Et nous dans tout cela? Nous, on peut se rendre utile avec notre caméra "Pucha" : chaque famille voudrait reconstituer son historique, avec des images des lieux et des récits, pour avoir ainsi une trace et un appui de plus pour la lutte. Nous sommes donc enrolées en tant que caméraman amateurs euuh que dis-je, professionnels voyons, pour réaliser l'historique de la famille Lincopi.


Quand nous ne parcourons pas les sentiers en quête de sites sacrés, nous travaillons dur aux fourneaux : nous sommes logées chez la fille de Don Luis, Léonore et sa famille, qui tiennent une petite boulangerie-patisserie-épicerie. Nous mettons la main à la pâte (dans tous les sens du terme) et instaurons des nouveautés à la vitrine : "gâteaux français"-un moka en l'occurence!-, "biscuits français"- des cookies (humm, plûtot européennes que françaises les douceries...). Mais apparement, l'éxotisme plaît et nous jouons donc aux pâtissières. Enfin, jouer à la marchande en español, c'est pas ce qu'il y a des plus faciles, mais bon, en toute humilité, les deux extraterrestres s'en sortent pas si mal sur la fin du séjour... (bien que la rapidité dans la coupe du jambon soit encore à perfectionner!)

Nous nous étions habituées à des contacts faciles, des relations fluides s'installant rapidement, aidées par une bonne dose d'humour et de rire.... Cependant, avec la famille de Léonore, le lien fut un peu plus long à s'établir, les discussions et la confiance se sont installés plus progressivement... Mais au final, peut-être était-ce donc plus sincère, moins superficiel comme ça peut l'être parfois avec ces rencontres chaleureuses, certes, mais tellement rapides qu'elles ne peuvent être réellement profondes.

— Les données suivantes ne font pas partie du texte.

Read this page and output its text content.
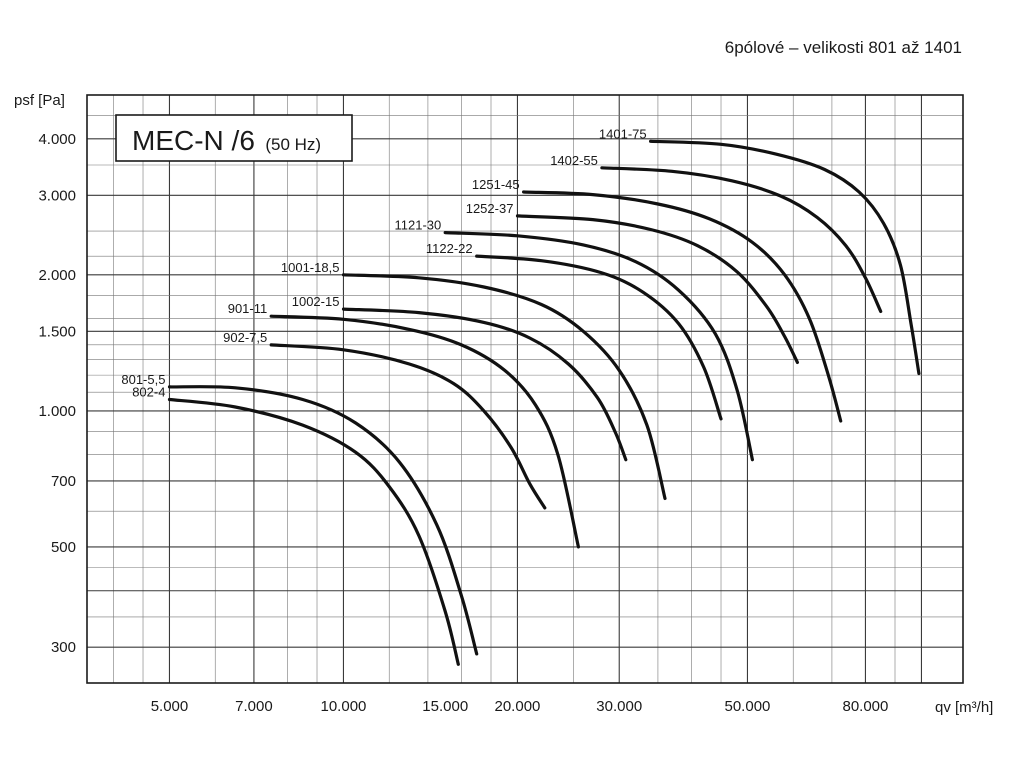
6pólové – velikosti 801 až 1401
801-5,5
802-4
902-7,5
901-11 1002-15
1001-18,5
1122-22
1121-30
1252-37
1251-45
1402-55
1401-75
5.000	7.000	10.000	15.000 20.000	30.000	50.000	80.000
300
500
700
1.000
1.500
2.000
3.000
4.000 MEC-N /6 (50 Hz)
psf [Pa]
qv [m³/h]
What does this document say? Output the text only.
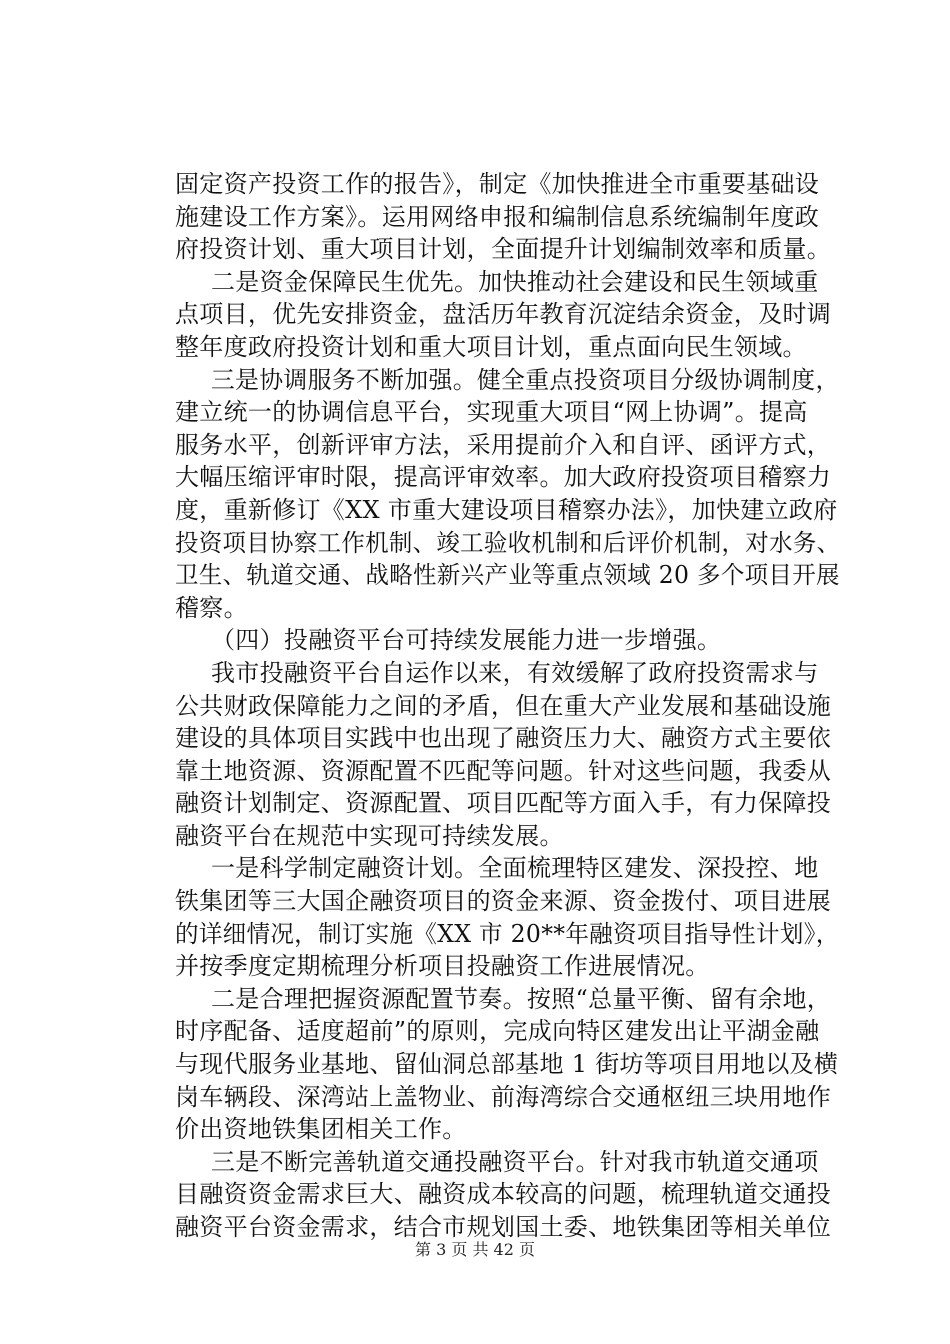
固定资产投资工作的报告》，制定《加快推进全市重要基础设
施建设工作方案》。运用网络申报和编制信息系统编制年度政
府投资计划、重大项目计划，全面提升计划编制效率和质量。
二是资金保障民生优先。加快推动社会建设和民生领域重
点项目，优先安排资金，盘活历年教育沉淀结余资金，及时调
整年度政府投资计划和重大项目计划，重点面向民生领域。
三是协调服务不断加强。健全重点投资项目分级协调制度，
建立统一的协调信息平台，实现重大项目“网上协调”。提高
服务水平，创新评审方法，采用提前介入和自评、函评方式，
大幅压缩评审时限，提高评审效率。加大政府投资项目稽察力
度，重新修订《XX 市重大建设项目稽察办法》，加快建立政府
投资项目协察工作机制、竣工验收机制和后评价机制，对水务、
卫生、轨道交通、战略性新兴产业等重点领域 20 多个项目开展
稽察。
（四）投融资平台可持续发展能力进一步增强。
我市投融资平台自运作以来，有效缓解了政府投资需求与
公共财政保障能力之间的矛盾，但在重大产业发展和基础设施
建设的具体项目实践中也出现了融资压力大、融资方式主要依
靠土地资源、资源配置不匹配等问题。针对这些问题，我委从
融资计划制定、资源配置、项目匹配等方面入手，有力保障投
融资平台在规范中实现可持续发展。
一是科学制定融资计划。全面梳理特区建发、深投控、地
铁集团等三大国企融资项目的资金来源、资金拨付、项目进展
的详细情况，制订实施《XX 市 20**年融资项目指导性计划》，
并按季度定期梳理分析项目投融资工作进展情况。
二是合理把握资源配置节奏。按照“总量平衡、留有余地，
时序配备、适度超前”的原则，完成向特区建发出让平湖金融
与现代服务业基地、留仙洞总部基地 1 街坊等项目用地以及横
岗车辆段、深湾站上盖物业、前海湾综合交通枢纽三块用地作
价出资地铁集团相关工作。
三是不断完善轨道交通投融资平台。针对我市轨道交通项
目融资资金需求巨大、融资成本较高的问题，梳理轨道交通投
融资平台资金需求，结合市规划国土委、地铁集团等相关单位
第 3 页 共 42 页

Parfois, il ne faut pas vouloir brusquer ou chercher trop vite l'amitié... Parfois, il faut peut être simplement laisser le temps que les choses se fassent d'elles mêmes, laisser le temps à l'Autre de nous connaître et de nous apprécier pour ce que l'on est vraiment...
On se sent bien dans cette "panaderia" (boulangerie), se réveillant tous les matins avec une bonne odeur de pain chaud que l'on mange à toute heure du jour et de la nuit, et partons de Llico à reculons...
Mais ça, c'est l'inévitable inconvénient du voyage : on quitte là où on est bien pour aller vers du nouveau, recommencer à chercher à s'adapter, à essayer de s'intégrer, se faire accepter, aller vers un inconnu qui sera peut-être plus difficile, moins sympathique...ou encore meilleur!